My favorite piece of art from the game. And the rat looks on triumphantly, ready to feast on stories.

The game advertises play for two to four players. I think the two-player game is my preference. For one thing, it’s your turn more often. For another, since the game is fairly solitary already, having more people at the table doesn’t matter as much (although the dice drafting and card selection is certainly more interesting with more players–-although, again, even with four players, I rarely felt locked out of anything I wanted). Tastes will differ here, and it’s not bad at any count. Turns should move briskly once everyone knows what they’re doing, so even downtime shouldn’t be a huge issue.

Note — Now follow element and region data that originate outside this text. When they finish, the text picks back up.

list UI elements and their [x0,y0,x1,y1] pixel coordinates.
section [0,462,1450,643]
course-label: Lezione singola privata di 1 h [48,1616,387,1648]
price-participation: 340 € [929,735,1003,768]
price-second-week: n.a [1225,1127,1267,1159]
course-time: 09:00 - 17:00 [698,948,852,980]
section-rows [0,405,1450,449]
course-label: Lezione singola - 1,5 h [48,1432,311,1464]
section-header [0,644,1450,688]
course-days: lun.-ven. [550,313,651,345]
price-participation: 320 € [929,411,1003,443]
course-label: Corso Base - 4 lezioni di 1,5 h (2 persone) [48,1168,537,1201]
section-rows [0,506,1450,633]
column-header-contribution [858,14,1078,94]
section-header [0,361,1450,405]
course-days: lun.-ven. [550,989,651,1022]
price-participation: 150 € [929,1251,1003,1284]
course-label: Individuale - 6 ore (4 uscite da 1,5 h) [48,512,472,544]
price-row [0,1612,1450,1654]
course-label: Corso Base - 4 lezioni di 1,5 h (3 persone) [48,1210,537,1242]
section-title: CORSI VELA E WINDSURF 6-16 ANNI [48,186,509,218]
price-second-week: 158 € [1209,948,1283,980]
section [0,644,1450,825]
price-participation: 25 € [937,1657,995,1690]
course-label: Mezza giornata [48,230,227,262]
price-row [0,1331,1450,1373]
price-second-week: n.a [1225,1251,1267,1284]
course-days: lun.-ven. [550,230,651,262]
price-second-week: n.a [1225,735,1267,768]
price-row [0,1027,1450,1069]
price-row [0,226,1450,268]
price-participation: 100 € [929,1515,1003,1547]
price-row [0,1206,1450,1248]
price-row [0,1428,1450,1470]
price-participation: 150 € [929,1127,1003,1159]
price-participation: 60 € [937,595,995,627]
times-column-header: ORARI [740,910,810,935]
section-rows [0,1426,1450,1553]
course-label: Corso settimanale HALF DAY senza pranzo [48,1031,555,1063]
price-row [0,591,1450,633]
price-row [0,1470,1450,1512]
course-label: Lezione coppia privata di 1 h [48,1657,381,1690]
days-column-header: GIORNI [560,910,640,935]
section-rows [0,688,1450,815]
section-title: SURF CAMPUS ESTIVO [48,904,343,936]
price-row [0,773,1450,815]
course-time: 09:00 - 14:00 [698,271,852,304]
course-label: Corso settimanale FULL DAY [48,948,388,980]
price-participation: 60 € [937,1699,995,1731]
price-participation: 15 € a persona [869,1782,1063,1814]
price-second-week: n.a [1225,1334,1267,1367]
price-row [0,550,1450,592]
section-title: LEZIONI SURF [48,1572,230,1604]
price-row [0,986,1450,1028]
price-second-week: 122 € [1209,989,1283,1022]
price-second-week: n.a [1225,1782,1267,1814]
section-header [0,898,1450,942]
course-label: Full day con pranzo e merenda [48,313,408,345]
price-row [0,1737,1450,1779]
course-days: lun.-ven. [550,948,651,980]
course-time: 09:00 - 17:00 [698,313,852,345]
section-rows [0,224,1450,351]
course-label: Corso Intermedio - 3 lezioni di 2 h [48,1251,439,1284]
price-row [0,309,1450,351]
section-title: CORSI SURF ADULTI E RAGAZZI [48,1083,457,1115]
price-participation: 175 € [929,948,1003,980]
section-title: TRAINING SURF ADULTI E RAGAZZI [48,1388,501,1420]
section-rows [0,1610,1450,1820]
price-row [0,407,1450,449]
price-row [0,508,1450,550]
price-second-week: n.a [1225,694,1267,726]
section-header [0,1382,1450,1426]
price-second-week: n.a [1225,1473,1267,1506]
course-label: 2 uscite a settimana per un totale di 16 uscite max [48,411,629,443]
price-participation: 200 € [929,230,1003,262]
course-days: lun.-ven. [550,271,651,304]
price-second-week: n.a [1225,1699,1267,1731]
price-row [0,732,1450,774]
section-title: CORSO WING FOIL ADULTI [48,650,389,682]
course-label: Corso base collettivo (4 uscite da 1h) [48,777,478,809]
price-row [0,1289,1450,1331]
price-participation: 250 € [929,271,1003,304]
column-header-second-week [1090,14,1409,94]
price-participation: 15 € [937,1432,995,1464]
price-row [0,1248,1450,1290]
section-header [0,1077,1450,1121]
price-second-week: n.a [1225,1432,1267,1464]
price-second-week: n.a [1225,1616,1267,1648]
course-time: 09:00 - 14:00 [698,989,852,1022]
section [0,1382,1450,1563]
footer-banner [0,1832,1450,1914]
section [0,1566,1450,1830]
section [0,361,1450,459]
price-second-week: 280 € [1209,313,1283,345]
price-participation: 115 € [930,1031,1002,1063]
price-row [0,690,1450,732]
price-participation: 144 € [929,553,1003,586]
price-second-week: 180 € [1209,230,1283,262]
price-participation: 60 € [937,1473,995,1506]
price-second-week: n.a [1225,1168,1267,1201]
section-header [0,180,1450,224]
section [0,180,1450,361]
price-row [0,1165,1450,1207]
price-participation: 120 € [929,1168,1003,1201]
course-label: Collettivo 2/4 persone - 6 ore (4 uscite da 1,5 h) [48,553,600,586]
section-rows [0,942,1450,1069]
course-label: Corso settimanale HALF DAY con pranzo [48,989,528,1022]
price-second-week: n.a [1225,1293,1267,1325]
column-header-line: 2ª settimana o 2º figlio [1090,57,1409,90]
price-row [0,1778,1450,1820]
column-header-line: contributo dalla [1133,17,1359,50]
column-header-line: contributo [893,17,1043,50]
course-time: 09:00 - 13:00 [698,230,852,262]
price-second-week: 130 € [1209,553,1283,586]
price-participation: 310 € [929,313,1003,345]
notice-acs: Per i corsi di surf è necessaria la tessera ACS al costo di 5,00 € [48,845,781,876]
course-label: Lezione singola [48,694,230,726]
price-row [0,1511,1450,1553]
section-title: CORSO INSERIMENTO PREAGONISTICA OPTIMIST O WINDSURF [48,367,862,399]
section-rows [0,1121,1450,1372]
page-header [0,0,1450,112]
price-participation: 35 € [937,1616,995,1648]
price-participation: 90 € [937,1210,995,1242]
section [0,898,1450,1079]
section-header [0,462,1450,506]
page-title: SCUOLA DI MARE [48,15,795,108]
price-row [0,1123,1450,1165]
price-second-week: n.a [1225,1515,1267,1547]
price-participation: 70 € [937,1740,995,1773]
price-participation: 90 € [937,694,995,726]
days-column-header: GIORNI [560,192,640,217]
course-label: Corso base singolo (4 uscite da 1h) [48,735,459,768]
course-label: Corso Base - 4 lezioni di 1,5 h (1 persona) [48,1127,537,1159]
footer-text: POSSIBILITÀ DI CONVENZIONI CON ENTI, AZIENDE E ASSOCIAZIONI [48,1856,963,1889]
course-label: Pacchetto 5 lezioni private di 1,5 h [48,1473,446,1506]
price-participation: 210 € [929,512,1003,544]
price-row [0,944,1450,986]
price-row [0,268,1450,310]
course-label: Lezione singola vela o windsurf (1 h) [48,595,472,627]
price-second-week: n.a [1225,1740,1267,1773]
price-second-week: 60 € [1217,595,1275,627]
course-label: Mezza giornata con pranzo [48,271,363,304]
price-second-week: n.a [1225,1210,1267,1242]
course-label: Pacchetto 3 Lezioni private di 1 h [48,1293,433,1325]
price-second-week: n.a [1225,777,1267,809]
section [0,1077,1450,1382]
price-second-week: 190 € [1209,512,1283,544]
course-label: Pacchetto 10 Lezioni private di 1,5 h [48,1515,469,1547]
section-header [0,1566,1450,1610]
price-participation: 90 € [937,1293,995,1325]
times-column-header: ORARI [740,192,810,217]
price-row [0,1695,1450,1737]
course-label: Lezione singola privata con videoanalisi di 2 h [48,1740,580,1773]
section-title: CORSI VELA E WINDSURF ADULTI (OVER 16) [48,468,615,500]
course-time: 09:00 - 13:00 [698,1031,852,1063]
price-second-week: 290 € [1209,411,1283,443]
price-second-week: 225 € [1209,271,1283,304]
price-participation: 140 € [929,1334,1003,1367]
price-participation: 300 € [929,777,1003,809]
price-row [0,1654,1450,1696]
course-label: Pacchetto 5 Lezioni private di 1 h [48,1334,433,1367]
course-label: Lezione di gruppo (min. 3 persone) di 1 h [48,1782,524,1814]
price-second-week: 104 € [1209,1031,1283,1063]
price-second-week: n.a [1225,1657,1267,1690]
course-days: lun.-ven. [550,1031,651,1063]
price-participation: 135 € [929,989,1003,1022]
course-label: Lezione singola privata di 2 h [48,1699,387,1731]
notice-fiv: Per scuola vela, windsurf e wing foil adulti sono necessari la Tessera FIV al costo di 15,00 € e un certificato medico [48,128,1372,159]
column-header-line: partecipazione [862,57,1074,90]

The insert for My Village. A lot of components are packed into this box. (Not shown: the boards and rulebook.)

My Village hands players the keys to the village and puts them in the driver’s seat for that village’s development. There are a wealth of options for how players can develop their villages, and while for my taste there are too many options (which reduces tension and competition), I think the clever mechanics and friendly play style will appeal to conflict-averse players, and the theme and artwork are attractive in their own rights.While My Village doesn’t excite me, if you’ve ever wanted to be mayor, My Village provides you the opportunity you’ve been looking for. The chronicle awaits.